Over the past decade, many retailers have installed numerous self-checkout machines to both increase the speed of transaction flow and reduce the payroll overhead for cashiers. Unfortunately, many of these stores have seen a dramatic increase in shrinkage tied to shoplifting and transaction fraud.
Retailers will want to satisfy both conditions as completely as possible – lower payroll while keeping loss prevention numbers to a minimum. However, this might only be possible through technology. By introducing AI-enabled video surveillance and complex weight-monitoring systems, the stores hope to account for any inconsistencies between the what the customer scans versus what is actually removed from the store.

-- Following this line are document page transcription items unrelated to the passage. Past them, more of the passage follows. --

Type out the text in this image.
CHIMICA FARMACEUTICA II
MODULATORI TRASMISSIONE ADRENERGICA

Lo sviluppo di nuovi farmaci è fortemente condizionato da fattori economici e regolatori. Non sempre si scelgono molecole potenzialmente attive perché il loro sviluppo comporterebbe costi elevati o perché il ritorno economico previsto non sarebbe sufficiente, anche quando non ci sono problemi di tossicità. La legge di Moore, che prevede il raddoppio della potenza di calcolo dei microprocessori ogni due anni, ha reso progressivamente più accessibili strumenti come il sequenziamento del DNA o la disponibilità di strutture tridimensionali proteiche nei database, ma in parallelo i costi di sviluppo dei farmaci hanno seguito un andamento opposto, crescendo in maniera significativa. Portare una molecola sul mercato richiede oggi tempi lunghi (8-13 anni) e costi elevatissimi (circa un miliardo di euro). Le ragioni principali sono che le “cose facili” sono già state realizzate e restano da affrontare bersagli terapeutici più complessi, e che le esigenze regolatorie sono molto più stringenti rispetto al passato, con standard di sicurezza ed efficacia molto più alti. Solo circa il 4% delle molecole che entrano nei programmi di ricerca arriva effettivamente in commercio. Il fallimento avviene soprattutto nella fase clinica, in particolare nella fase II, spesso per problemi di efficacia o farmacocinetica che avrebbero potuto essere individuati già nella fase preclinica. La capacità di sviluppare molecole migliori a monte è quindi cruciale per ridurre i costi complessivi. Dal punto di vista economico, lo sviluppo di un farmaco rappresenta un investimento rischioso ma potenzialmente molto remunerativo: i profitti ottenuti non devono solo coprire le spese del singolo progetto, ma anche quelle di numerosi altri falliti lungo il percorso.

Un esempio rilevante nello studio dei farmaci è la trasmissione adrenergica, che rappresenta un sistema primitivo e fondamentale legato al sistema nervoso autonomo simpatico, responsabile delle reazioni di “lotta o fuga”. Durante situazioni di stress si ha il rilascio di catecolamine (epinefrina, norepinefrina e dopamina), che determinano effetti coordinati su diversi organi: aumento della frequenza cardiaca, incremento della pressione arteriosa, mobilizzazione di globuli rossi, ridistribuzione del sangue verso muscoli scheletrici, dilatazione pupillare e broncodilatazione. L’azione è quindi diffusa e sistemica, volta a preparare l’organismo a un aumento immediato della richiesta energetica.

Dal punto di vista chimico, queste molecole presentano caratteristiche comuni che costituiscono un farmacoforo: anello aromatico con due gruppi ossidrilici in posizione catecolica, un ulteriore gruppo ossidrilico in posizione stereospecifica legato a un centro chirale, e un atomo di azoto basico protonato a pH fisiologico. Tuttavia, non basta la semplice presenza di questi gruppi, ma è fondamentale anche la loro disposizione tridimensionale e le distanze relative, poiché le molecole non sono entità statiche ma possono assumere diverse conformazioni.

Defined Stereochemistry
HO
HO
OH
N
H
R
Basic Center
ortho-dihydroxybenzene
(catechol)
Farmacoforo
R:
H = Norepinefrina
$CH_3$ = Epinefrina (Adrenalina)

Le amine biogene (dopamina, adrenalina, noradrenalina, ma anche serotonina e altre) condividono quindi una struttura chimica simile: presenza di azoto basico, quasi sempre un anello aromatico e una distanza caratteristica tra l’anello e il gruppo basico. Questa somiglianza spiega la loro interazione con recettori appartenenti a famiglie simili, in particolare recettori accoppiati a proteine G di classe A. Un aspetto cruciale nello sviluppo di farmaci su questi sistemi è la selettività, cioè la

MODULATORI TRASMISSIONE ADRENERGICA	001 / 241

Unfortunately, these technological measures are not infallible often leading to false-positives and inaccurate tracking. A store’s security staff might accuse customers of skip scanning, tag switching or other elements of shoplifting or transaction fraud, but the essential facts are these:
- Customers are not paid, professional cashiers and are prone to mistakes
- Customers might impact the weight measurement by leaving other items on the scale, or incorrectly positioning an item
- Customers often become nervous or frustrated attempting to move quickly due to a line behind them
Store employees might incorrectly interpret a customer’s mistake as a shoplifting attempt. Unfortunately, this misunderstanding can lead to legal complications. In New Jersey, for example, a disorderly persons theft offense includes the theft of property valued at less than $200. A criminal conviction for a theft crime can mean fines, restitution, community service or jail time based on the severity of the charge. No matter the circumstances, it is wise to take immediate steps to protect yourself when facing any legal issue.